D’entrée de jeu, le juge Bernard Synnott, de la Cour supérieure, souligne qu’il ne s’agit pas de « déplacements essentiels » et que le père a choisi de faire ces voyages même si le gouvernement canadien les déconseillait.

Le père a formulé cette demande au tribunal : qu’il puisse, dès son retour au pays, passer le reste de sa quarantaine avec ses deux enfants, en respectant les consignes sanitaires. Il aura déjà passé trois jours isolé à l’hôtel et aura obtenu un résultat négatif de test de dépistage, plaide-t-il.

Pour lui, la situation n’est pas pire que celle d’un travailleur de la santé qui revient quotidiennement dans sa famille, rapporte le juge Synnott dans sa décision rendue fin avril, une déclaration qui l’a fait sourciller.

« Une telle comparaison face à des travailleurs essentiels laisse perplexe et à court de mots », écrit-il, tranchant.

« Monsieur choisit volontairement de contrevenir aux recommandations claires du gouvernement du Canada. […] Les travailleurs de la santé eux, n’exercent aucun choix », ajoute-t-il, refusant toute analogie.

Le père se plaint que la mère lui refuse de reprendre le temps perdu sans ses enfants, poursuit le magistrat en soulignant que cette situation découle du fait qu’il a lui-même choisi d’aller visiter son amie en Europe, souligne le juge.

« En d’autres mots, il voudrait que Madame s’ajuste aux choix que Monsieur fait sans la consulter. Il dicterait donc l’agenda de la garde au gré de ses voyages » et de ses volontés.

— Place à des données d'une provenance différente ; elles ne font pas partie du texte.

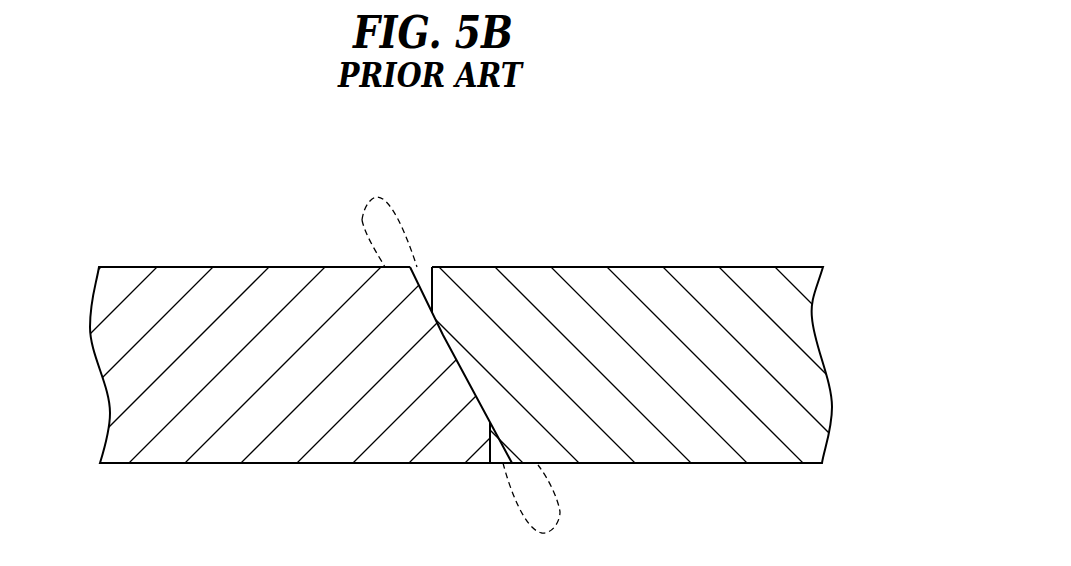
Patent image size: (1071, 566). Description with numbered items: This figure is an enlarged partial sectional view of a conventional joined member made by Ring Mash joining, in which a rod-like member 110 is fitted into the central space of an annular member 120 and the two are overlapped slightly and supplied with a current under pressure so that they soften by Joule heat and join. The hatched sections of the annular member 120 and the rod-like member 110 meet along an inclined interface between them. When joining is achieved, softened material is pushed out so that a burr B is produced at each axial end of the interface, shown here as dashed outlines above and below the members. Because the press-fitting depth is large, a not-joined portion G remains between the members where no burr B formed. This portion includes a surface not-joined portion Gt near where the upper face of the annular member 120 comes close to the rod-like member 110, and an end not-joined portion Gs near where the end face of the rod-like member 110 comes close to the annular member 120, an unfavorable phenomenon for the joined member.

Pour le juge, la réponse est « non ».

« Bien que le Tribunal soit généralement ouvert aux accommodements, il est d’avis qu’ici les limites sont atteintes. »

Pour le juge Synnott, il serait contraire aux intérêts des enfants que leurs horaires soient chamboulés du fait volontaire d’un parent qui se place en quarantaine au retour d’un voyage non essentiel.

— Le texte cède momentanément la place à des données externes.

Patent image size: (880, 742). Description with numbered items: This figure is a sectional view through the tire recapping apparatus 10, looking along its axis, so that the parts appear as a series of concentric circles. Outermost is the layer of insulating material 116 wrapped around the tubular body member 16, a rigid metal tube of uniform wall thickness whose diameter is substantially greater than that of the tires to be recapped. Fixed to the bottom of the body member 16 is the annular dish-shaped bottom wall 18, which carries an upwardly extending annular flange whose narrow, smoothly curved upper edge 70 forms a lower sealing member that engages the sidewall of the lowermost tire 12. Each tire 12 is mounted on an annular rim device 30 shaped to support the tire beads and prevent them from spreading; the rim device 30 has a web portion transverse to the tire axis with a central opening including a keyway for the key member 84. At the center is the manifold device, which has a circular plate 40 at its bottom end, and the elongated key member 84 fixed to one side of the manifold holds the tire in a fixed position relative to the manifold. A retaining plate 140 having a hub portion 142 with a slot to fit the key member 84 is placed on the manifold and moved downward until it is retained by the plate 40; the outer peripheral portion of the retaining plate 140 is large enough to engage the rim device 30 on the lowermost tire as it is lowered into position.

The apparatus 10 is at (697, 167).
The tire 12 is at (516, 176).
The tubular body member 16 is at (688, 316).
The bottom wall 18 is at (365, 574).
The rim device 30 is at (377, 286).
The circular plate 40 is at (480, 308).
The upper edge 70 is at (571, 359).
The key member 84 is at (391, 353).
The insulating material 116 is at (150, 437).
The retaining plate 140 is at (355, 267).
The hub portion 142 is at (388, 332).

« Se plaindre d’un manque d’accès à ses enfants durant des semaines en raison de choix personnels contraires aux consignes de l’État paraît pour le Tribunal, contraire au sens commun. Le Tribunal considère que dans les circonstances, Monsieur plaide sa propre turpitude. »

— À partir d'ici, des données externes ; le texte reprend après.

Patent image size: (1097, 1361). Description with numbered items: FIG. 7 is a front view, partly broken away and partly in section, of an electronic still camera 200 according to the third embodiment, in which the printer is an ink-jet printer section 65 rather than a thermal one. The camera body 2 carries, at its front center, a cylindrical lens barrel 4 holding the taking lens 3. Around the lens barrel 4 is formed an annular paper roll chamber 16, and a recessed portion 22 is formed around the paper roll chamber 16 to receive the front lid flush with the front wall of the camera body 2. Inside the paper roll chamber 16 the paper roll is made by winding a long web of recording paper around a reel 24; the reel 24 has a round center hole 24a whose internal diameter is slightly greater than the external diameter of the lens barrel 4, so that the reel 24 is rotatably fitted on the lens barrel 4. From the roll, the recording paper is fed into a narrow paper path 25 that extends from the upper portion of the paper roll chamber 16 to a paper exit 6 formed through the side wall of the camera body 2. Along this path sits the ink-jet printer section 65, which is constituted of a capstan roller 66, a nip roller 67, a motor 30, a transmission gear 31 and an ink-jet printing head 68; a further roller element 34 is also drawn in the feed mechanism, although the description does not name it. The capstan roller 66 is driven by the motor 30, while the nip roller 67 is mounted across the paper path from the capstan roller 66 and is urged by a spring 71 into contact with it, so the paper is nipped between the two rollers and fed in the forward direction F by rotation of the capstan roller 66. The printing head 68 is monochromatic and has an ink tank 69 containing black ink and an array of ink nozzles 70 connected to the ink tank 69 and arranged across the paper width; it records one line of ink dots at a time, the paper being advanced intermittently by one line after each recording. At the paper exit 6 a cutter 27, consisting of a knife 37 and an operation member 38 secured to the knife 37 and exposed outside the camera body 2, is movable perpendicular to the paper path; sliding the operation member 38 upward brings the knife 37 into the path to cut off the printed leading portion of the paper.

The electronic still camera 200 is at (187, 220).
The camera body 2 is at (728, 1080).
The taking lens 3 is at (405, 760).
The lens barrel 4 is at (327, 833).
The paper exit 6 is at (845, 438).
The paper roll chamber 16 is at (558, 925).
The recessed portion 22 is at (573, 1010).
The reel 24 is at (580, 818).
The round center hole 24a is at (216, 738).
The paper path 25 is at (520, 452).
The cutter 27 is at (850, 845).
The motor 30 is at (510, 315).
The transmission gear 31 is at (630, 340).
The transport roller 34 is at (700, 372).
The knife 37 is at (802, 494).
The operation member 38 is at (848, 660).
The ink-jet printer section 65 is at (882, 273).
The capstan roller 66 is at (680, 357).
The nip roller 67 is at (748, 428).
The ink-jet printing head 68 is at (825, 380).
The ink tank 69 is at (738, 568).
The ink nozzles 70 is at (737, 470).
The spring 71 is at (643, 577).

Il lui revient de faire des choix, mais ceux-ci ne seront toutefois pas dictés à tous les autres membres de sa famille, tranche le juge.

« Il ratera alors de belles occasions de voir ses enfants, et ce, par sa propre décision. »

Finalement, le père avait demandé qu’en son absence, les enfants soient confiés à leur grand-mère.

À cela aussi le juge répond : non.

D’une part, les autorités sanitaires déconseillent fortement de faire garder des enfants par des grands-parents. De plus, il n’y a aucune raison pour les confier à leur grand-mère. Au contraire, écrit-il, il est justifié que les enfants restent avec leur mère, justement parce que… elle est leur mère.